Bir yazının içeriğinde ‘eleştiri’ de olabilir, övgü de... Yeter ki art niyet taşımasın, çözüm odaklı olsun. Tüm bunları niçin dillendiriyoruz?..
Hatırlayın, çok değil 1-2 hafta öncesini... Torku Şekerspor Bisiklet Şubesini kapattığında ‘Bisikletin Torkusuna yakışmadı’ başlığı altında düşüncemizi şu satırlarla yansıtmıştık...
‘...Herhangi bir spor branşını kapatan kulübün adı Torku değil de başka bir marka olsa, bizler için o kadar önem taşımaz. Torku, halkın sermayesi ile ileri seviyeye gelmiş bir marka olunca, işin ayağı başka taraflara uzanıyor.
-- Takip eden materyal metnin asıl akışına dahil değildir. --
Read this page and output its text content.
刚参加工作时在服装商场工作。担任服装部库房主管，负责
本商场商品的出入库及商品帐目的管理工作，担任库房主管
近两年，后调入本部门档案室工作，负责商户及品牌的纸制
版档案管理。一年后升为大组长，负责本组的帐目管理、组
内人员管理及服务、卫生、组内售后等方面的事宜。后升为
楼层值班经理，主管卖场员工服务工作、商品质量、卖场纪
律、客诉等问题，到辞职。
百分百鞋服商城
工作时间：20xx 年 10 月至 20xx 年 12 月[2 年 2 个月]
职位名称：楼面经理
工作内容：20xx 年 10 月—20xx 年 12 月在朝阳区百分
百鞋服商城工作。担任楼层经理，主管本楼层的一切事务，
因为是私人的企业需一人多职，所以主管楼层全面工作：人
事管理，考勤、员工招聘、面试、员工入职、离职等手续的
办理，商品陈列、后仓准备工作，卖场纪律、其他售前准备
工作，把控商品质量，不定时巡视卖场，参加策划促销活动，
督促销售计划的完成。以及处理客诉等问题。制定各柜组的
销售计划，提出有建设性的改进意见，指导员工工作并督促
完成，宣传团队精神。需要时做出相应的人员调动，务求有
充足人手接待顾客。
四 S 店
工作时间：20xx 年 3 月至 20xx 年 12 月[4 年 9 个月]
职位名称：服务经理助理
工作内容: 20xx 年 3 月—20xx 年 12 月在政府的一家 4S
Kısaca kapatmanın ‘keyfi-kişisel’ tercih olduğu her halinden belli...
Biz hatırlattık, Torku’nun mağdur sporcularını hatırlatmanın ötesinde olumlu gelişmeler-uygulamalar beklediğimizi bildirdik, vesselam. Çünkü, keyfi kararlarla Torku’nun daha fazla yıpratılmasına hassas-duyarlı gönüllüler razı olmuyor!..
İnsanın sevdiğine nazı geçermiş. Torku, bu ülkenin değeri... Ben hiç dillendiriyor muyum, bir Carrefour, bir Migros neden spor branşlarına sponsor olmaz diye!..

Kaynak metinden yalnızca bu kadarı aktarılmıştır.